Car parks could provide 400,000 new UK homes

Bournemouth forges ahead to transform car parks into homes

BOURNEMOUTH, 9 February 2017 – New research from property consultancy JLL highlights the potential to develop circa 400,000 homes on car parks in the UK’s town and city centres.

JLL’s latest research paper Driving Innovation identifies just under 10,500 car parks in the UK’s town and city centres with the capacity to accommodate comfortably circa 400,000 homes, enough to house around one million people. Furthermore in the vast majority of cases it is possible to build without the loss of public parking facilities. Nearly 80% of the sites identified are surface car parks where, with relative ease, it is possible to build upwards while retaining car parking spaces.

The idea is already being embraced in Bournemouth where several surface car parks have been identified for residential development. This includes the car park at Berry Court on St Peter’s Road which has 155 spaces.
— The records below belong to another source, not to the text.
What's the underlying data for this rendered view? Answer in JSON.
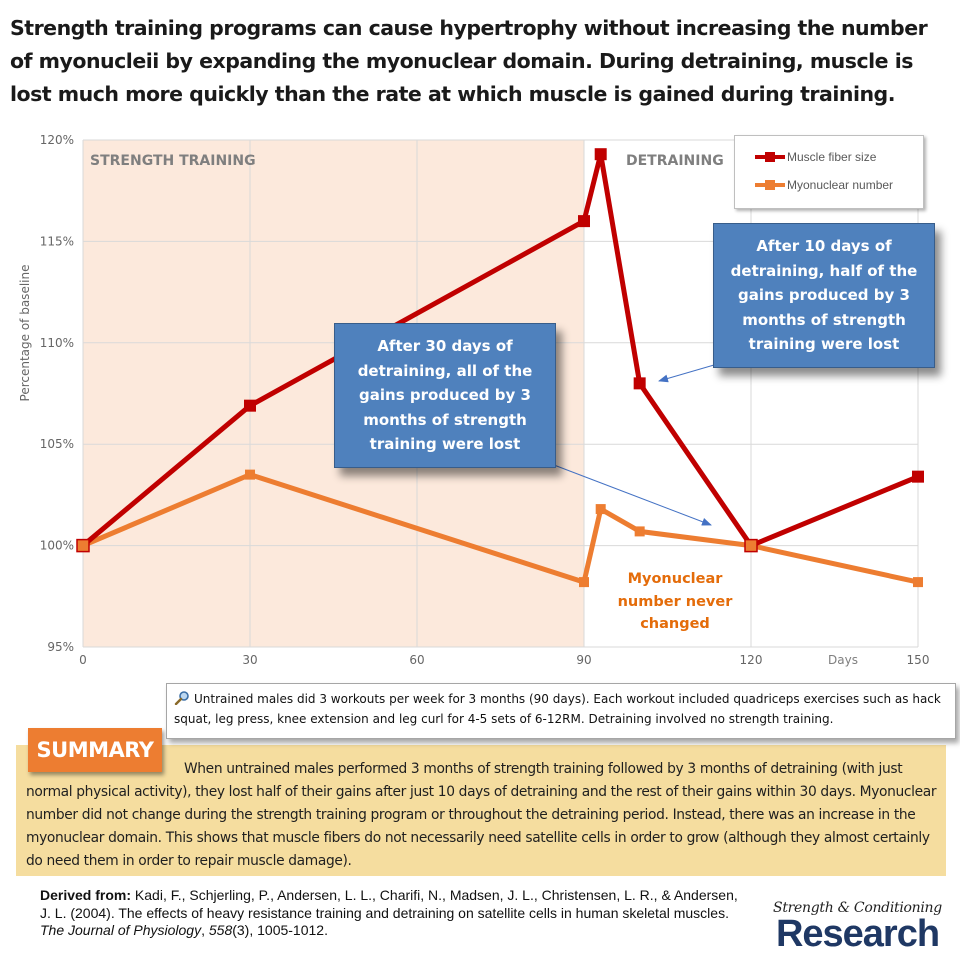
{
  "headline": "Strength training programs can cause hypertrophy without increasing the number of myonucleii by expanding the myonuclear domain. During detraining, muscle is lost much more quickly than the rate at which muscle is gained during training.",
  "colors": {
    "muscle_fiber": "#c00000",
    "myonuclear": "#ed7d31",
    "training_shade": "#fce9dc",
    "callout": "#4f81bd",
    "summary_bg": "#f5dd9f",
    "summary_badge": "#ed7d31",
    "logo": "#1f3864"
  },
  "chart_data": {
    "type": "line",
    "title": "",
    "xlabel": "Days",
    "ylabel": "Percentage of baseline",
    "xlim": [
      0,
      150
    ],
    "ylim": [
      95,
      120
    ],
    "x_ticks": [
      "0",
      "30",
      "60",
      "90",
      "120",
      "150"
    ],
    "x_tick_values": [
      0,
      30,
      60,
      90,
      120,
      150
    ],
    "y_ticks": [
      "95%",
      "100%",
      "105%",
      "110%",
      "115%",
      "120%"
    ],
    "y_tick_values": [
      95,
      100,
      105,
      110,
      115,
      120
    ],
    "grid": true,
    "legend_position": "top-right",
    "shaded_region": {
      "label": "STRENGTH TRAINING",
      "x_range": [
        0,
        90
      ]
    },
    "region_labels": [
      "STRENGTH TRAINING",
      "DETRAINING"
    ],
    "series": [
      {
        "name": "Muscle fiber size",
        "x": [
          0,
          30,
          90,
          93,
          100,
          120,
          150
        ],
        "values": [
          100,
          106.9,
          116.0,
          119.3,
          108.0,
          100,
          103.4
        ]
      },
      {
        "name": "Myonuclear number",
        "x": [
          0,
          30,
          90,
          93,
          100,
          120,
          150
        ],
        "values": [
          100,
          103.5,
          98.2,
          101.8,
          100.7,
          100,
          98.2
        ]
      }
    ],
    "annotations": {
      "callout_30": "After 30 days of detraining, all of the gains produced by 3 months of strength training were lost",
      "callout_10": "After 10 days of detraining, half of the gains produced by 3 months of strength training were lost",
      "myonuclear_note": "Myonuclear number never changed"
    }
  },
  "callouts": {
    "callout_30_lines": [
      "After 30 days of",
      "detraining, all of the",
      "gains produced by 3",
      "months of strength",
      "training were lost"
    ],
    "callout_10_lines": [
      "After 10 days of",
      "detraining, half of the",
      "gains produced by 3",
      "months of strength",
      "training were lost"
    ],
    "note_lines": [
      "Myonuclear",
      "number never",
      "changed"
    ]
  },
  "info": {
    "icon": "magnifier-icon",
    "text": "Untrained males did 3 workouts per week for 3 months (90 days). Each workout included quadriceps exercises such as hack squat, leg press, knee extension and leg curl for 4-5 sets of 6-12RM. Detraining involved no strength training."
  },
  "summary": {
    "badge": "SUMMARY",
    "text": "When untrained males performed 3 months of strength training followed by 3 months of detraining (with just normal physical activity), they lost half of their gains after just 10 days of detraining and the rest of their gains within 30 days. Myonuclear number did not change during the strength training program or throughout the detraining period. Instead, there was an increase in the myonuclear domain. This shows that muscle fibers do not necessarily need satellite cells in order to grow (although they almost certainly do need them in order to repair muscle damage)."
  },
  "citation": {
    "label": "Derived from:",
    "pre": " Kadi, F., Schjerling, P., Andersen, L. L., Charifi, N., Madsen, J. L., Christensen, L. R., & Andersen, J. L. (2004). The effects of heavy resistance training and detraining on satellite cells in human skeletal muscles. ",
    "journal": "The Journal of Physiology",
    "sep": ", ",
    "volume": "558",
    "post": "(3), 1005-1012."
  },
  "logo": {
    "script": "Strength & Conditioning",
    "big": "Research"
  }
}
The proposal is to create 113 private rental homes as well as a multi storey car park which will reinstate the public car parking as well as offering 73 new residents’ spaces.

The Bournemouth Development Company has been set up with JLL’s help to enable the Council to benefit from the development of its surplus car parks for residential development. Known as a Local Asset Backed Vehicle, it is a way of combining private sector finance and skills, in this case from the construction and regeneration firm Morgan Sindall, with public sector real estate in order to drive development and investment.

The Bournemouth Development Company has identified several regeneration sites in the town, the majority of which are surface car parks.

Emma Eaglestone, head of JLL’s Southampton office, says: “The trend towards urban living has disproportionately put a strain on the UK’s town and city local authorities to allocate sites for residential development, typically in areas where land is rarely available. It is crucial that more residential sites are created in urban locations where housing is needed most.

“The Government is actively exploring solutions to the UK housing crisis through innovative measures to boost supply. Crucially, more than half of the car parks identified by JLL are in public ownership under the control of local authorities. This gives Government a direct stake in the potential for delivery on these sites.

“In order to negotiate planning hurdles, the Government could introduce a planning 'permission in principle' for residential development on urban car parks using new laws that were outlined in the Housing and Planning Act 2015.”

JLL have advised several local authorities on innovative financial structures to enable them to release council owned car parks and other surplus sites to the market.

Emma added: “As Council’s increasingly introduce car free zones in city centres, and with more and more people choosing to live in urban environments without cars, the pressure to use these centrally located undeveloped opportunities for housing rather than car-parking is likely to increase.”